A forged example of work by artist Mark Rothko (Photo: Patrick Semansky / AP)
When the expert eye seems uncertain, infrared and x-ray imaging, carbon dating and chemical analysis are the go-to arbiters of an artwork's authenticity. But in a new paper, U.S. and Swiss researchers say artificial intelligence could be the best detective of all—sometimes from a single stroke, AI can detect a fake every time.

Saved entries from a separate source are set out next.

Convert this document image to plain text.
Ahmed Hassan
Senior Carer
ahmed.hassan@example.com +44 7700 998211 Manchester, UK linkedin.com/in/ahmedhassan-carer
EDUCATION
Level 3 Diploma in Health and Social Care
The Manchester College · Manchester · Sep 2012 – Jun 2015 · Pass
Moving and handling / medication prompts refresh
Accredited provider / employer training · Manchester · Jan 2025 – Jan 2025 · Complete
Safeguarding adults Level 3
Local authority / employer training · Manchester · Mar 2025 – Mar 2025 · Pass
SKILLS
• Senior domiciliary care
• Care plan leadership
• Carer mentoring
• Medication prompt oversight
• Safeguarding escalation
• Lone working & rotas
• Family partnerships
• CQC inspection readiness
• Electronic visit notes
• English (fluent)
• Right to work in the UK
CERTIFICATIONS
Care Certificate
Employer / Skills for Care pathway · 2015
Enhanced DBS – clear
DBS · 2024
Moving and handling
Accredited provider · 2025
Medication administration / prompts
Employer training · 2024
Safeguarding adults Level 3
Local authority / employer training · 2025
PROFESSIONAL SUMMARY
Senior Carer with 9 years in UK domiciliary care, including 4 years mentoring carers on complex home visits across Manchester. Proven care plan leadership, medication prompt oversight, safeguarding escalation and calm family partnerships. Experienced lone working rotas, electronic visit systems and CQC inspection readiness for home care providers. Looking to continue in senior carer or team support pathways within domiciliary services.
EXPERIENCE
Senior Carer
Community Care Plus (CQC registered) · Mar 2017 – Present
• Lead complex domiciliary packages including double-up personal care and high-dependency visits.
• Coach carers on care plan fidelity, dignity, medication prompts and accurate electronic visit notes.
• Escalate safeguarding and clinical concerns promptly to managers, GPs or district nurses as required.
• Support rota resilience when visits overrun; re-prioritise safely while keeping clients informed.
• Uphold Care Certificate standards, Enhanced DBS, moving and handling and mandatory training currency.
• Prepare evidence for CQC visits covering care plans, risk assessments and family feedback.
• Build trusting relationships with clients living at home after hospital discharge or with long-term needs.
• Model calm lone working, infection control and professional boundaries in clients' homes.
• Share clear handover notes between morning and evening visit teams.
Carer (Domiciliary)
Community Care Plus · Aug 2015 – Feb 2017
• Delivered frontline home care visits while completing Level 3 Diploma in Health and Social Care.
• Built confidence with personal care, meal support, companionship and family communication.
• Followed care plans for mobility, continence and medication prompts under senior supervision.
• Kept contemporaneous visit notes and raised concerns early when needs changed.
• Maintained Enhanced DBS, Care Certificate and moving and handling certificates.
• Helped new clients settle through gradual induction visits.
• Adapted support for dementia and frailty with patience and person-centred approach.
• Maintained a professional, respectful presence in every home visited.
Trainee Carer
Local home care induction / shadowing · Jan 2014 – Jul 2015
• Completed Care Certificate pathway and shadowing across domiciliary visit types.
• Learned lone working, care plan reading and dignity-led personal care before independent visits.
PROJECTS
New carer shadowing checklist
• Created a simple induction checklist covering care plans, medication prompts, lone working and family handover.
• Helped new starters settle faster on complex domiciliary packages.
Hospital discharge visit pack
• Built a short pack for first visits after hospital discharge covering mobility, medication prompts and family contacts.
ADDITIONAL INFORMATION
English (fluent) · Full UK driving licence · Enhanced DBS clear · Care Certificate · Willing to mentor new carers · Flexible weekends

The stakes: An unknown percentage of the artwork currently for sale around the world is fake: Estimates range to well over half. Combine that with the sums paid for the rarest works are so high — earlier this month, Da Vinci's Salvator Mundi sold for $450 million — and it's clear why the industry can be fraught over authenticity. "Authenticity is the third rail. Historically, it's the most challenging risk issue for the art market going back to the Renaissance," Laura Patten, who leads the art and finance practice for Deloitte, tells Axios.
The details
- The researchers at Rutgers and the Atelier for Restoration and Research of Paintings in The Hague broke down 297 line drawings largely by four major artists — Pablo Picasso, Henry Matisse, Amedeo Modigliani and Egon Schiele — into about 80,000 individual strokes.
- Then they ran those into two systems of artificial intelligence — machine learning and a deep recurrent neural network (RNN). When they applied both of them together, they detected the precise artist about 80% of the time, and the fakes every time.
- They say they are able to distinguish spontaneous from "inhibited" strokes made by a forger.
- As an experiment, they commissioned fake drawings.
- The method is inspired by Maurits Michel van Dantzig, the father of this method of detecting art forgery, who called it Pictology.
Why it works: "Most forged art works are based on copying certain compositional and subject matter-related elements and patterns," the researchers said. But they add, "the characteristics of individual strokes carry the artist's unintentional signature, which is hard to imitate or forge, even if the forger intends to do."
But but but: Patten said the researchers set a low bar for themselves by commissioning fakes. Next, she said, they should test their system against real fakes.